On the way home, all four casually talked about how neat it would be to have one closer to Tennessee. Perhaps even in Murfreesboro.

“We had a great time and we noticed how many people were there,” said Alvarado, who remembers parents had brought their children from as far away as Los Angeles and New York. “We were so struck by these people traveling to meet these authors like they’re movie stars and rock stars.

“We thought it was the neatest thing—the buzz, the excitement.”

Friends in and out of the school libraries, the idea of a young adult book festival dominated all their conversations.

“Basically it was, ‘if we want one here,’” Collie recalled, “‘why not? Who better to do it than us?’”

Hicks befriended two Nashville-based young adult authors, Courtney Stevens and Sharon Cameron.

Stevens and Cameron had coincidentally been thinking the same thing.

The six women quickly became more than friends. They were partners.

Stevens and Cameron used their stature as bestselling authors to convince other young adult writers – Ruta Sepetys and David Arnold among them – to commit to attending the first year of SE-YA Book Fest, and the four librarians set about doing the leg work of producing the two-day event.

They made a second road trip in October 2014 back to Charleston.

“We went with a new vision,” Collie said. “We looked at YALL Fest through a different lens.”

The trip home in 2014 was vastly different than it was a year earlier.

In a matter of eight hours, they came up with a name, logo, mission statement, an outline for what their festival would look like, local organizations to partner with and an action plan that included how to apply for a 501c3.

“We did all of that in that eight-hour car ride home,” Collie said.

“On our ride home, we put our entire plan together,” Hicks added. “We’re librarians. We used our resources.”

Collie then said, “We were like this could really fill a need in our community.”

It has.

As all four of them – and others within the school district – have noted, there are literacy programs at the elementary level but not at the middle school level, and according to Alvarado, that’s the age “when that love for reading just goes away.”

Pre-teens begin to develop other interests.

And Alvarado said it’s actually possible that some students may not step foot in the library in middle school and are not even thinking about it in high school.

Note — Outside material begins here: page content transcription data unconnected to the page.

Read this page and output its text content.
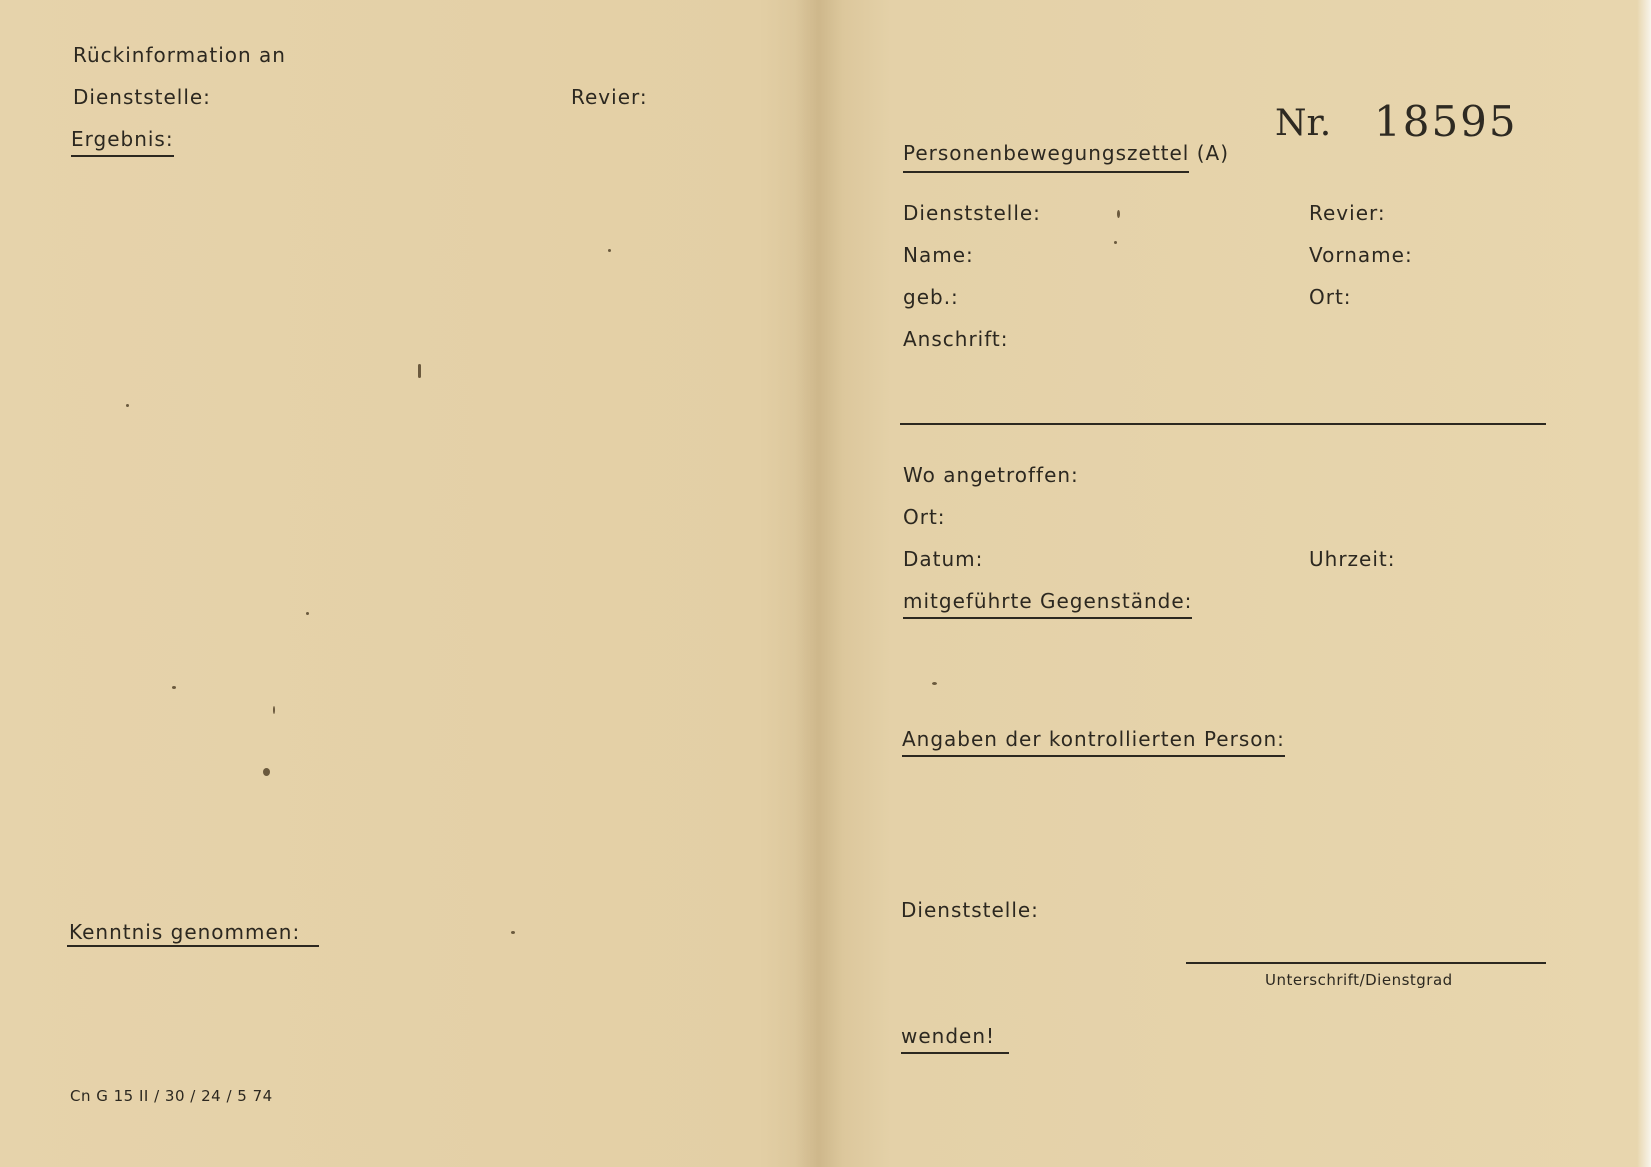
Rückinformation an
Dienststelle:	Revier:
Ergebnis:
Kenntnis genommen:
Cn G 15 II / 30 / 24 / 5 74
Nr. 18595
Personenbewegungszettel (A)
Dienststelle:	Revier:
Name:	Vorname:
geb.:	Ort:
Anschrift:
Wo angetroffen:
Ort:
Datum:	Uhrzeit:
mitgeführte Gegenstände:
Angaben der kontrollierten Person:
Dienststelle:
Unterschrift/Dienstgrad
wenden!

Alvarado said it’s “not anecdotal” to RCS, but rather an “alarming national trend.”

They hoped SE-YA would make an impact.

It did.

Arnold, who is returning again this year, said SE-YA was so well organized it seemed like anything but a first-year festival.

This past fall the Tennessee Association of School Librarians presented them with the organization’s President’s Award for their effort in putting together the SE-YA Book Fest.

“Every student is interested in stories somehow,” said Alvarado, who in addition to books listed games, videos, television and movies as other examples of storytelling, while Collie added the young adult genre has been popularized by movie adaptations “because it has such a universal appeal.”